Masalah Perut
Ia terbangun menggigil, basah kuyup dipenuhi keringat dingin, sekujur tubuhnya diliputi kengerian.
Ia kembali memimpikan hal tersebut, sebuah mimpi buruk tentang perut. Sebagaimana hari-hari lainnya, dalam kesendirian, ia melakukan rutinitasnya seperti biasa, memotong rumput di halaman belakang rumahnya, menyantap makanan cepat saji di kafetaria, semuanya berjalan dengan normal, baik-baik saja seperti biasanya. Tiba-tiba sesosok tanpa wajah mendatanginya, kulit wajahnya, entah kenapa menggelambir sedemikian rupa, menutup setiap fitur yang lazim mendefinisikan sosok manusia. Mendekat begitu cepat, tanpa disadarinya, tangan-tangan terjulur memegang sesuatu yang ia kenali sebagai perut manusia—bergidik ngeri saat ia menyadari bahwa itu perutnya sendiri. Kesemuanya berlangsung diiringi rasa sakit yang sulit ia jelaskan, meski tak ada tanda-tanda luka yang bisa ia temukan. Sebuah rasa sakit psikologis menyerupai rasa malu yang tak tergambarkan, berdenyut kencang seolah seluruh urat-urat di sekujur wajahnya akan meledak. Pada momen-momen itu ia akan mulai membayangkan bagaimana kesemuanya hanyalah mimpi, tak berdaya bergulat memastikan apakah semuanya hanya ada dalam benaknya atau nyata.
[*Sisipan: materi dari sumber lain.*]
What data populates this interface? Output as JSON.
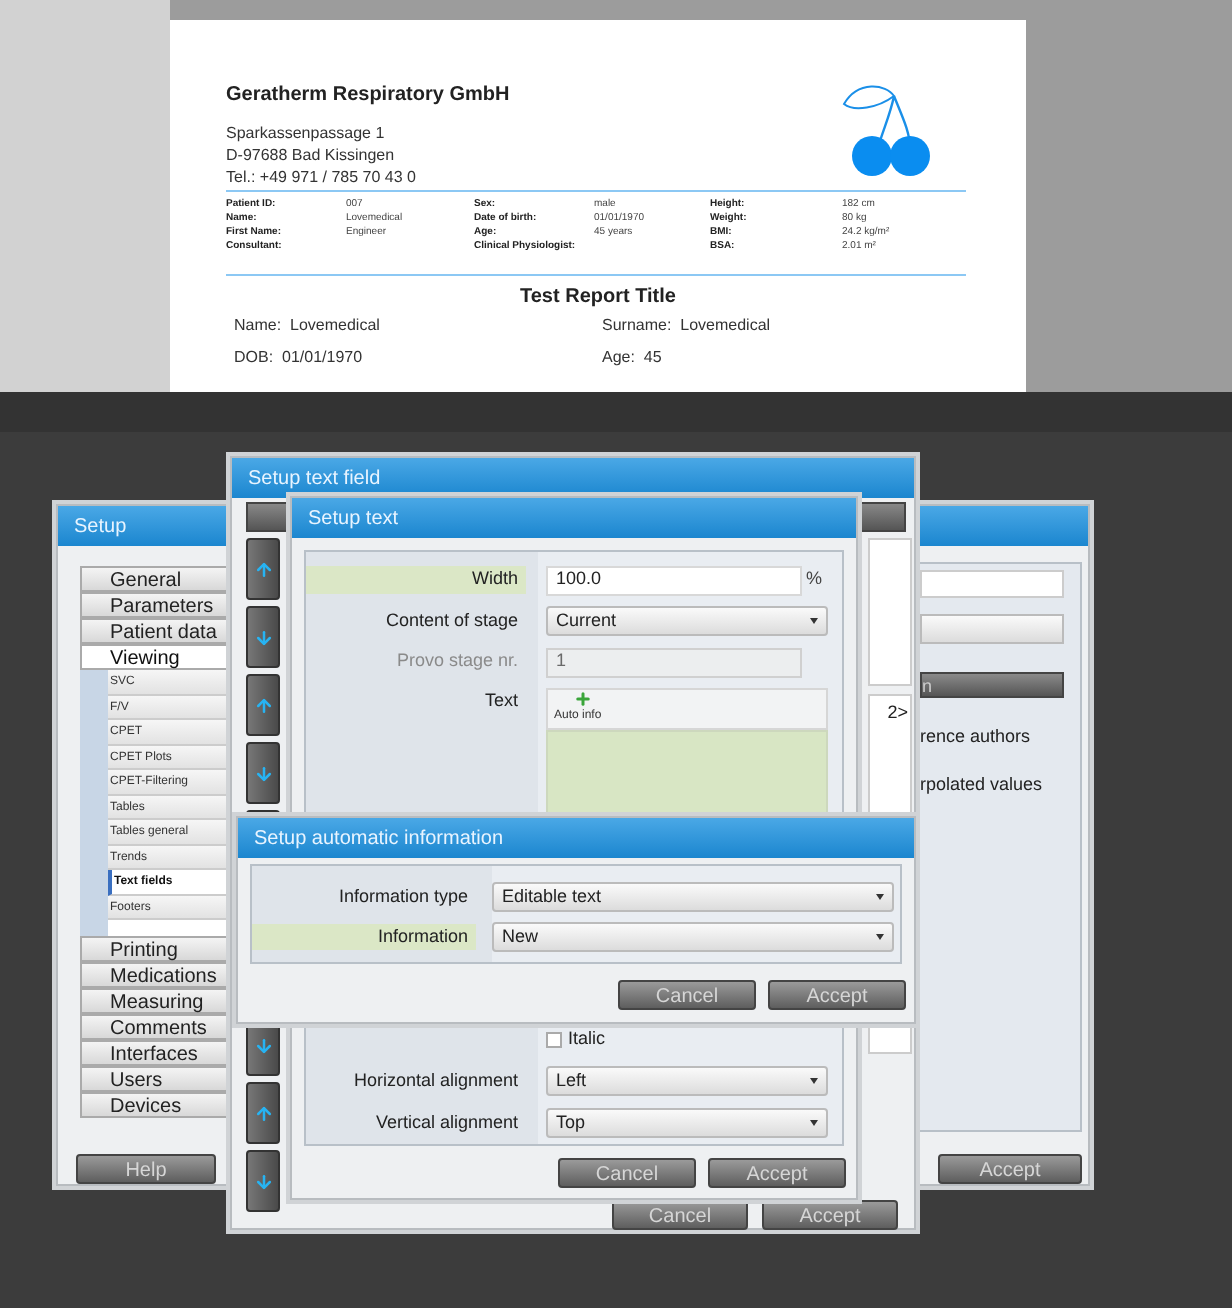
{
  "report": {
    "company": "Geratherm Respiratory GmbH",
    "address": [
      "Sparkassenpassage 1",
      "D-97688 Bad Kissingen",
      "Tel.: +49 971 / 785 70 43 0"
    ],
    "patient_table": [
      [
        {
          "label": "Patient ID:",
          "value": "007"
        },
        {
          "label": "Sex:",
          "value": "male"
        },
        {
          "label": "Height:",
          "value": "182 cm"
        }
      ],
      [
        {
          "label": "Name:",
          "value": "Lovemedical"
        },
        {
          "label": "Date of birth:",
          "value": "01/01/1970"
        },
        {
          "label": "Weight:",
          "value": "80 kg"
        }
      ],
      [
        {
          "label": "First Name:",
          "value": "Engineer"
        },
        {
          "label": "Age:",
          "value": "45 years"
        },
        {
          "label": "BMI:",
          "value": "24.2 kg/m²"
        }
      ],
      [
        {
          "label": "Consultant:"
        },
        {
          "label": "Clinical Physiologist:"
        },
        {
          "label": "BSA:",
          "value": "2.01 m²"
        }
      ]
    ],
    "title": "Test Report Title",
    "fields": [
      [
        {
          "label": "Name:",
          "value": "Lovemedical"
        },
        {
          "label": "Surname:",
          "value": "Lovemedical"
        }
      ],
      [
        {
          "label": "DOB:",
          "value": "01/01/1970"
        },
        {
          "label": "Age:",
          "value": "45"
        }
      ]
    ]
  },
  "setup": {
    "title": "Setup",
    "nav": [
      {
        "label": "General",
        "selected": false
      },
      {
        "label": "Parameters",
        "selected": false
      },
      {
        "label": "Patient data",
        "selected": false
      },
      {
        "label": "Viewing",
        "selected": true,
        "children": [
          {
            "label": "SVC",
            "selected": false
          },
          {
            "label": "F/V",
            "selected": false
          },
          {
            "label": "CPET",
            "selected": false
          },
          {
            "label": "CPET Plots",
            "selected": false
          },
          {
            "label": "CPET-Filtering",
            "selected": false
          },
          {
            "label": "Tables",
            "selected": false
          },
          {
            "label": "Tables general",
            "selected": false
          },
          {
            "label": "Trends",
            "selected": false
          },
          {
            "label": "Text fields",
            "selected": true
          },
          {
            "label": "Footers",
            "selected": false
          }
        ]
      },
      {
        "label": "Printing",
        "selected": false
      },
      {
        "label": "Medications",
        "selected": false
      },
      {
        "label": "Measuring",
        "selected": false
      },
      {
        "label": "Comments",
        "selected": false
      },
      {
        "label": "Interfaces",
        "selected": false
      },
      {
        "label": "Users",
        "selected": false
      },
      {
        "label": "Devices",
        "selected": false
      }
    ],
    "panel_button": "n",
    "panel_lines": [
      "rence authors",
      "rpolated values"
    ],
    "buttons": [
      "Help",
      "Accept"
    ]
  },
  "text_field_dialog": {
    "title": "Setup text field",
    "fragment": "2>",
    "buttons": [
      "Cancel",
      "Accept"
    ]
  },
  "text_dialog": {
    "title": "Setup text",
    "rows": [
      {
        "kind": "input",
        "label": "Width",
        "highlighted": true,
        "value": "100.0",
        "unit": "%",
        "disabled": false
      },
      {
        "kind": "select",
        "label": "Content of stage",
        "highlighted": false,
        "value": "Current"
      },
      {
        "kind": "input",
        "label": "Provo stage nr.",
        "highlighted": false,
        "value": "1",
        "disabled": true
      },
      {
        "kind": "text",
        "label": "Text",
        "highlighted": false,
        "button": "Auto info"
      },
      {
        "kind": "checkbox",
        "label": "Italic",
        "checked": false
      },
      {
        "kind": "select",
        "label": "Horizontal alignment",
        "highlighted": false,
        "value": "Left"
      },
      {
        "kind": "select",
        "label": "Vertical alignment",
        "highlighted": false,
        "value": "Top"
      }
    ],
    "buttons": [
      "Cancel",
      "Accept"
    ]
  },
  "auto_info_dialog": {
    "title": "Setup automatic information",
    "rows": [
      {
        "label": "Information type",
        "highlighted": false,
        "value": "Editable text"
      },
      {
        "label": "Information",
        "highlighted": true,
        "value": "New"
      }
    ],
    "buttons": [
      "Cancel",
      "Accept"
    ]
  }
}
Ia memang sudah lama merasa tak nyaman dengan tubuhnya sendiri, nampaknya mimpi memanfaatkan kegelisahan tersebut untuk terus mengingatkan dirinya, untuk tak lagi mempertanyakan rasa jijik yang selalu ia rasakan setiap kali memandangi tubuhnya sendiri. Mimpi-mimpi tersebut berulang secara rutin meski tak selalu sama, rutinitas yang ia lakukan kadang berbeda dari waktu ke waktu, menciptakan realisme sureal yang menjebaknya dalam demam, menyulitkannya untuk mengenali apa yang terjadi sebagai mimpi ataupun nyata. Hari demi hari berlalu, ia kian ngeri dengan apa yang dialaminya, berusaha keras untuk mempertahankan kewarasannya.
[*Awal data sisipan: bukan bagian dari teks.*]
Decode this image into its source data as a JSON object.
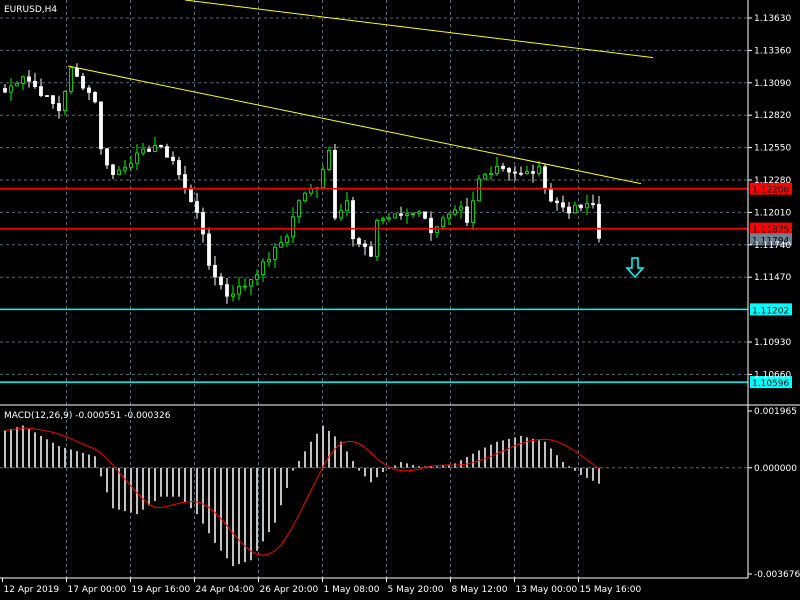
{
  "window": {
    "symbol_label": "EURUSD,H4"
  },
  "chart_data": {
    "type": "candlestick",
    "title": "EURUSD,H4",
    "price_ticks": [
      "1.13630",
      "1.13360",
      "1.13090",
      "1.12820",
      "1.12550",
      "1.12280",
      "1.12010",
      "1.11740",
      "1.11470",
      "1.10930",
      "1.10660"
    ],
    "price_range": [
      1.103,
      1.1378
    ],
    "time_ticks": [
      "12 Apr 2019",
      "17 Apr 00:00",
      "19 Apr 16:00",
      "24 Apr 04:00",
      "26 Apr 20:00",
      "1 May 08:00",
      "5 May 20:00",
      "8 May 12:00",
      "13 May 00:00",
      "15 May 16:00"
    ],
    "bars_per_tick": 10.7,
    "close_keypoints": [
      [
        0,
        1.13013
      ],
      [
        3,
        1.13155
      ],
      [
        9,
        1.12863
      ],
      [
        11,
        1.13197
      ],
      [
        15,
        1.12947
      ],
      [
        16,
        1.1253
      ],
      [
        18,
        1.12322
      ],
      [
        21,
        1.12447
      ],
      [
        25,
        1.12572
      ],
      [
        28,
        1.12447
      ],
      [
        30,
        1.12197
      ],
      [
        32,
        1.1203
      ],
      [
        34,
        1.11572
      ],
      [
        37,
        1.11322
      ],
      [
        40,
        1.11405
      ],
      [
        43,
        1.11572
      ],
      [
        47,
        1.11822
      ],
      [
        49,
        1.12113
      ],
      [
        52,
        1.12238
      ],
      [
        54,
        1.1253
      ],
      [
        55,
        1.11988
      ],
      [
        57,
        1.12113
      ],
      [
        58,
        1.1178
      ],
      [
        61,
        1.11655
      ],
      [
        62,
        1.11947
      ],
      [
        66,
        1.11988
      ],
      [
        69,
        1.1203
      ],
      [
        71,
        1.11863
      ],
      [
        73,
        1.11947
      ],
      [
        76,
        1.1203
      ],
      [
        77,
        1.11905
      ],
      [
        79,
        1.1228
      ],
      [
        82,
        1.12405
      ],
      [
        86,
        1.12322
      ],
      [
        89,
        1.12363
      ],
      [
        91,
        1.12113
      ],
      [
        94,
        1.1203
      ],
      [
        98,
        1.12072
      ],
      [
        99,
        1.11794
      ]
    ],
    "horizontal_levels": [
      {
        "price": "1.12208",
        "color": "#ff0000"
      },
      {
        "price": "1.11875",
        "color": "#ff0000"
      },
      {
        "price": "1.11202",
        "color": "#00ffff"
      },
      {
        "price": "1.10596",
        "color": "#00ffff"
      }
    ],
    "bid_label": "1.11794",
    "trendlines": [
      {
        "from": [
          30,
          1.1378
        ],
        "to": [
          108,
          1.133
        ],
        "color": "#ffff00"
      },
      {
        "from": [
          10.5,
          1.1323
        ],
        "to": [
          106,
          1.1225
        ],
        "color": "#ffff00"
      }
    ],
    "signal_arrow": {
      "bar": 105,
      "price": 1.1148,
      "direction": "down",
      "color": "#00ffff"
    },
    "macd": {
      "label": "MACD(12,26,9) -0.000551 -0.000326",
      "ticks": [
        "0.001965",
        "0.000000",
        "-0.003676"
      ],
      "range": [
        -0.003676,
        0.001965
      ],
      "hist_keypoints": [
        [
          0,
          0.00129
        ],
        [
          3,
          0.00146
        ],
        [
          9,
          0.00075
        ],
        [
          15,
          0.0004
        ],
        [
          16,
          -0.0003
        ],
        [
          18,
          -0.0014
        ],
        [
          22,
          -0.0016
        ],
        [
          26,
          -0.001
        ],
        [
          29,
          -0.001
        ],
        [
          32,
          -0.0016
        ],
        [
          35,
          -0.0026
        ],
        [
          38,
          -0.0034
        ],
        [
          41,
          -0.0032
        ],
        [
          45,
          -0.0019
        ],
        [
          48,
          -0.0001
        ],
        [
          51,
          0.0009
        ],
        [
          53,
          0.00146
        ],
        [
          56,
          0.0009
        ],
        [
          59,
          -0.0001
        ],
        [
          61,
          -0.0005
        ],
        [
          63,
          -0.00015
        ],
        [
          66,
          0.0002
        ],
        [
          69,
          5e-05
        ],
        [
          72,
          5e-05
        ],
        [
          75,
          0.00015
        ],
        [
          79,
          0.0006
        ],
        [
          82,
          0.0009
        ],
        [
          86,
          0.0011
        ],
        [
          90,
          0.0009
        ],
        [
          93,
          0.0002
        ],
        [
          96,
          -0.00025
        ],
        [
          99,
          -0.00055
        ]
      ]
    },
    "colors": {
      "bull": "#00ff00",
      "bear": "#ffffff",
      "grid": "#5a6878",
      "axis": "#ffffff",
      "macd_hist": "#c0c0c0",
      "signal": "#ff0000"
    }
  }
}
Selain perutnya, ia juga selalu merasa bahwa wajahnya sama sekali tak memiliki fitur yang menarik. Setiap kali seseorang menyebutnya dengan suatu istilah yang berkaitan dengan penampilan rupawan, ia segera mengenalinya sebagai suatu bentuk candaan bahkan cemoohan yang tersembunyi di bawah sikap baik dan keramahan. Tentu saja komentar-komentar demikian hanya muncul dari orang-orang terdekatnya, ayah dan ibunya, beberapa teman baik yang kian hari kian sedikit. Tak peduli apa pun niat mereka, ia tak bisa menghilangkan prasangka tersebut, sesuatu yang tak terbantahkan mengenai dirinya, perasaan kurang diinginkan secara fisik, ketidakpantasan untuk menerima pujian-pujian . Akibat hal tersebut, ia memutuskan untuk menghindari orang-orang, memutus kehidupan sosialnya yang sudah sempit dan hanya melakukan interaksi-interaksi yang ia anggap perlu entah itu keperluan kerja ataupun kebutuhan sehari-hari yang tak mungkin ia hindari.
Belakangan ia selalu merasa lebih baik manakala menyaksikan sosoknya melalui cermin buram, pantulan-pantulan samar dari berbagai objek yang ia temui sehari-hari, menunjukkan fitur-fitur samar tubuhnya diselimuti cahaya yang lembut. Setiap kali mandi malam, ia akan mengagumi wajah tak berbentuk yang ia perhatikan pada cermin kamar mandi. Saat embun mulai memudar dari sudut-sudut kaca, ia pun akan segera menutup kedua matanya dan bergegas mengeringkan wajahnya. Baru-baru ini ia bahkan berusaha untuk menghindari kontak mata dengan bayangannya yang terpantul di sana. Ia memperhatikan wajahnya yang buram perlahan menajam mendetail, berjuang untuk mempertahankan kontak mata dengan sosoknya yang berada dalam cermin, berusaha membuka mata menyesuaikan ambang toleransinya yang kian tipis, tergugup tak yakin apakah aliran air yang melewati dahinya adalah akibat dari udara lembab ataupun tetes-tetes keringat.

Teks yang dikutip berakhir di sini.